Neue Hinweise nach 17 Jahren

Fall „Katrin Konert“: Nach fünf Wochen wird Mobile Wache abgebaut

+
Die Oberkommissare Dirk Dreier (l.) und Wilhelm Schultz in der Mobilen Wache der Polizei in Bergen/Dumme. Sie ziehen eine positive Bilanz der Präsenz. Der Fall der vermissten Katrin Konert ist zwar nicht aufgeklärt, aber es hat weitere Hinweise gegeben. 

Bergen/Dumme. Gut ein dutzend Mal hat Oberkommissar Dirk Dreier im Container an der B 71 in Bergen/Dumme gesessen und gehofft, dass die Tür aufgeht und der entscheidende Hinweisgeber im Fall der seit 17 Jahren vermissten Katrin Konert hineinschneit.

Das ist in den vergangenen knapp fünf Wochen nicht passiert. Heute wird der Container wieder abtransportiert.

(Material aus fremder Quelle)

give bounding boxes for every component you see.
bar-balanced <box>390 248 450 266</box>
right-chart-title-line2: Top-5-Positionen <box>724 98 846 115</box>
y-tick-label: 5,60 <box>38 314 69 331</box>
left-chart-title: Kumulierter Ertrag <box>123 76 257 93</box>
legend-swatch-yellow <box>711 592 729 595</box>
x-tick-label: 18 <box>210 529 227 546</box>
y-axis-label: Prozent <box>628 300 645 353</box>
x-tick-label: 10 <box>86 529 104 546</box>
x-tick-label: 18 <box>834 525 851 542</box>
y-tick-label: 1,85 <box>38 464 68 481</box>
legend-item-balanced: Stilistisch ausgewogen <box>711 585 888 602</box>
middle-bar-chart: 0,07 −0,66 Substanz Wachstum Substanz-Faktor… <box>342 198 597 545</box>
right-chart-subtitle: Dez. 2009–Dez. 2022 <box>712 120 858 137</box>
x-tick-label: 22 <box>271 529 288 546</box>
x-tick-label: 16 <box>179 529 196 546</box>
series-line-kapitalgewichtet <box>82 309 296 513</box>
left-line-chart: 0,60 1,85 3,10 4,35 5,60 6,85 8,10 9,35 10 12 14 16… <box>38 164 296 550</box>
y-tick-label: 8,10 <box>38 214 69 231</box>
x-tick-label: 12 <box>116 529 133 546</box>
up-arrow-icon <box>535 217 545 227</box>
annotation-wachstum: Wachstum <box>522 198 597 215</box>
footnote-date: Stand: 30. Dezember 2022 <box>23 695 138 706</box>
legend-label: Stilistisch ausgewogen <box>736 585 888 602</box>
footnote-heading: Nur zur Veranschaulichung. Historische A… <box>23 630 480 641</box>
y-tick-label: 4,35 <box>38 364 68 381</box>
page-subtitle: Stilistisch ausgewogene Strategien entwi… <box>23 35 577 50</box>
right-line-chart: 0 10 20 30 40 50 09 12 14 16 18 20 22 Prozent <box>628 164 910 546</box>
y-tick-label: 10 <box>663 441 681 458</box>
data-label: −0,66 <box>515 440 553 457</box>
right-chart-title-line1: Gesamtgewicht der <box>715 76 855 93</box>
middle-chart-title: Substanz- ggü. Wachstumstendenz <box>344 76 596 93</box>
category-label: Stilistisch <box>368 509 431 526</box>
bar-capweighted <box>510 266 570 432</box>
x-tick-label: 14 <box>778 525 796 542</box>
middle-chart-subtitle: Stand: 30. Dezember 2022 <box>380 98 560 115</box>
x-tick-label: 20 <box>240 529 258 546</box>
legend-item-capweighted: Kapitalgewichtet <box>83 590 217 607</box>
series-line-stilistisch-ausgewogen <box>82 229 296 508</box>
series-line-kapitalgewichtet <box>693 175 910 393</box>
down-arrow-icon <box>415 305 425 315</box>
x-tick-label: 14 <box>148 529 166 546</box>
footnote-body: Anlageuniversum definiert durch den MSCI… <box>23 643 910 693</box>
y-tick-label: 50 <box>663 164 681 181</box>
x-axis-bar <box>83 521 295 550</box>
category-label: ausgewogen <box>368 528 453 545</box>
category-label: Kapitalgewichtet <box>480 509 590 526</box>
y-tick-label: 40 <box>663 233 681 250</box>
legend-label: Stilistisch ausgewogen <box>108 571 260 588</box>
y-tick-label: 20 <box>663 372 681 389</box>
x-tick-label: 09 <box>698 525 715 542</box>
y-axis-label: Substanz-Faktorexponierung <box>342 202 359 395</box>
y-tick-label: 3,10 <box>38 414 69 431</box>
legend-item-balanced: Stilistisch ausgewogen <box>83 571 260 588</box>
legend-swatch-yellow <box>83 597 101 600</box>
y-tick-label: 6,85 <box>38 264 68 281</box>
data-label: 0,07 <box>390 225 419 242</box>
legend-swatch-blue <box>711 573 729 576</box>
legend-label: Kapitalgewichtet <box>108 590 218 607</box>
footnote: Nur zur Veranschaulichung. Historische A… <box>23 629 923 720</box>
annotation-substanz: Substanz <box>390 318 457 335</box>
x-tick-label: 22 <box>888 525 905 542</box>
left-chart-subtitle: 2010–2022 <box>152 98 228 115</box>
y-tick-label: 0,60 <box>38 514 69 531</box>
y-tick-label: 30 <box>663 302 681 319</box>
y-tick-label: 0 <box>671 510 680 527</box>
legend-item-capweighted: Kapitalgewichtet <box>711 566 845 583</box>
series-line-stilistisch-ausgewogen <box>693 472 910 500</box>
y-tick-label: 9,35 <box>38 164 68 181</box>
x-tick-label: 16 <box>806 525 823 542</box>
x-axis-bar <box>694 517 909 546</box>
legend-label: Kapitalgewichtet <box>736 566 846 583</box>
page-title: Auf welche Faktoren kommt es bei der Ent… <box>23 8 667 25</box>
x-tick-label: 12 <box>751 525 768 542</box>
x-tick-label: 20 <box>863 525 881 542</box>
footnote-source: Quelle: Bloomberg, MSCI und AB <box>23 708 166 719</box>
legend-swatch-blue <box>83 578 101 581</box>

Gleichwohl sagt der Polizeibeamte: „Es hat definitiv etwas gebracht.“ Man habe mit der Präsenz vor Ort Leute erreicht, die sich wahrscheinlich sonst nicht bei der Polizei gemeldet und Fingerzeige in Bezug auf einen möglichen Täter gegeben hätten. „Da fragt man sich, warum sich die Personen nicht schon vor 17 Jahren bei uns gemeldet haben“, so Dreier.

Katrin Konert

Dass es den Mörder gibt, davon geht die Polizei definitiv aus. Am Neujahrstag 2001 verliert sich in Bergen/Dumme die Spur der damals 15 Jahre alten Jugendlichen. An der Bushaltestelle wird sie zum letzten Mal gesehen. Sie wollte in ihre Heimat nach Groß Gaddau. Seitdem ist sie wie vom Erdboden verschluckt. „Das ist eigentlich völlig ungewöhnlich. Irgendeine Spur findet sich in den allermeisten Fällen“, sagt Oberkommissar Wilhelm Schultz. Eben nur nicht in Sachen Katrin Konert. Eine SMS an ihre Schwester ist das letzte Lebenszeichen der jungen Frau.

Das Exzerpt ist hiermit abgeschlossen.